Le suicide d'un être cher.
Un
deuil par suicide prend plus de temps à guérir.
Rappelez-vous que vous ne pouviez pas choisir pour l'autre
et que le choix du suicide ne vous appartenait pas. Acceptez que,
même avec toutes vos intercessions, vos paroles n'ont pu influencer
l'être aimé dans sa décision.
Plusieurs questions surgiront ainsi que de
l'incompréhension. Vous ne comprendrez pas les raisons qui ont pu
motiver ce geste.
Sans doute y a-t-il aussi un sentiment de culpabilité qui vous
envahit. Vous regrettez certaines paroles ou certains gestes.

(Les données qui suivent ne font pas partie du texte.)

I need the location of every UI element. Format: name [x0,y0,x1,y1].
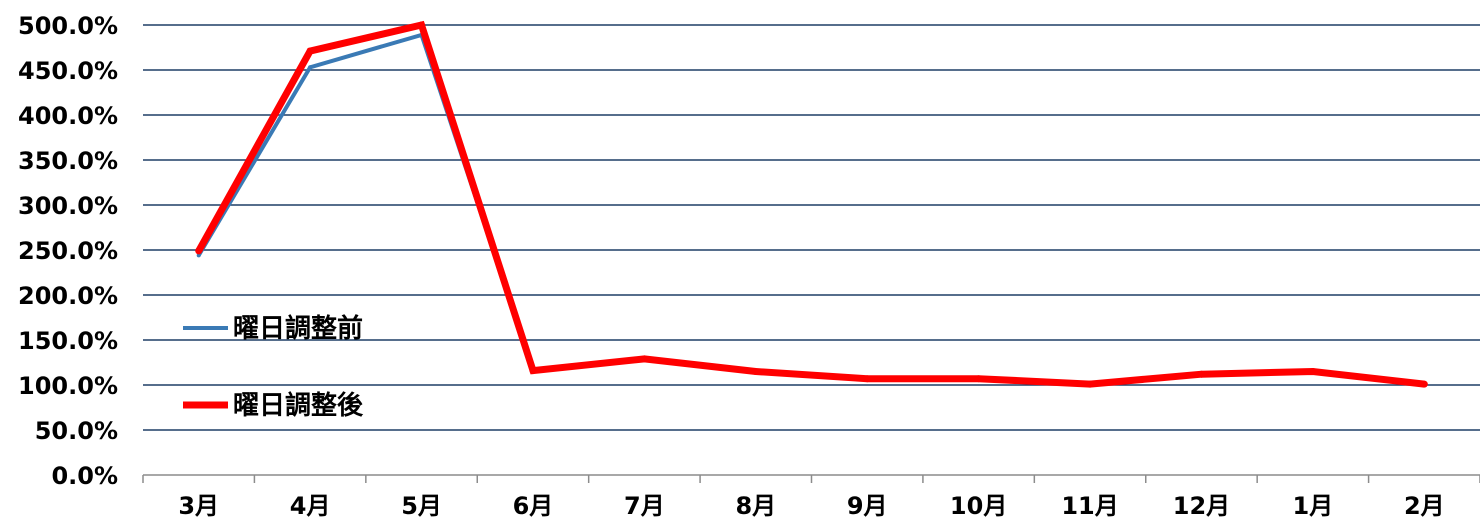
x-tick-label: 10月 [950,492,1007,520]
x-tick-label: 2月 [1404,492,1445,520]
y-tick-label: 350.0% [18,147,118,175]
y-tick-label: 500.0% [18,12,118,40]
x-tick-label: 5月 [401,492,442,520]
y-tick-label: 250.0% [18,237,118,265]
data-point [863,375,871,383]
legend-label-after: 曜日調整後 [233,390,364,421]
y-axis: 0.0% 50.0% 100.0% 150.0% 200.0% 250.0% 300.0% 3… [18,12,118,490]
data-point [975,375,983,383]
data-point [195,247,203,255]
y-tick-label: 150.0% [18,327,118,355]
x-tick-label: 6月 [513,492,554,520]
x-tick-label: 7月 [624,492,665,520]
x-tick-label: 4月 [290,492,331,520]
data-point [1309,368,1317,375]
x-tick-label: 8月 [735,492,776,520]
x-axis: 3月 4月 5月 6月 7月 8月 9月 10月 11月 12月 1月 2月 [142,474,1480,520]
y-tick-label: 50.0% [35,417,118,445]
x-tick-label: 3月 [178,492,219,520]
legend: 曜日調整前 曜日調整後 [183,313,364,421]
x-tick-label: 12月 [1173,492,1230,520]
data-point [1086,380,1094,388]
data-point [640,355,648,363]
data-point [1420,380,1428,388]
legend-label-before: 曜日調整前 [233,313,363,344]
y-tick-label: 400.0% [18,102,118,130]
gridlines [143,24,1480,431]
series-line-2 [195,20,1425,388]
y-tick-label: 0.0% [51,462,118,490]
y-tick-label: 100.0% [18,372,118,400]
data-point [418,21,426,29]
data-point [529,367,537,375]
series-line-1 [196,32,1425,387]
y-tick-label: 200.0% [18,282,118,310]
y-tick-label: 450.0% [18,57,118,85]
data-point [306,47,314,55]
x-tick-label: 1月 [1293,492,1334,520]
data-point [196,253,201,258]
series-layer [195,20,1428,388]
data-point [308,65,313,70]
y-tick-label: 300.0% [18,192,118,220]
data-point [752,368,760,375]
x-tick-label: 11月 [1061,492,1118,520]
x-tick-label: 9月 [847,492,888,520]
data-point [1197,370,1205,378]
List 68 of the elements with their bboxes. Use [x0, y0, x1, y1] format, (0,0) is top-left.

Éprouver de la culpabilité est un processus normal dans le deuil qui
vous accable.
Lors d'un tel drame, vous ressentirez de la colère envers la
personne suicidée qui vous a abandonnée, envers Dieu qui n'a rien
fait pour éviter cela et envers tous ceux qui ont contribué de près
ou de loin à l'accomplissement de ce geste désespéré. La colère est
un sentiment passager, elle passera.
Etre présent en silence, sans chercher à consoler ni conseiller.
Il n'y a pas lieu de questionner, encore moins de juger.
Des personnes peuvent se sentir coupables, honteuses de ne pas avoir
été là, au moment où celui qui est parti en avait, peut-être, le
plus besoin.
Que dire ?
Souvent les parents proches sont plutôt tentés de se réfugier dans
le silence afin de ne pas exprimer l'inexprimable. Leur peine est
suffisamment lourde et leur chagrin pourra se révéler, pour
certains, insurmontable.
Dans ces moments là, les proches ont besoin de notre aptitude à
appréhender tout problème, à anticiper toute difficulté.
C'est en déployant une sobre délicatesse et une juste attention que
nous devrons accomplir notre tâche, aussi difficile soit-elle.
Écouter est
notre premier devoir.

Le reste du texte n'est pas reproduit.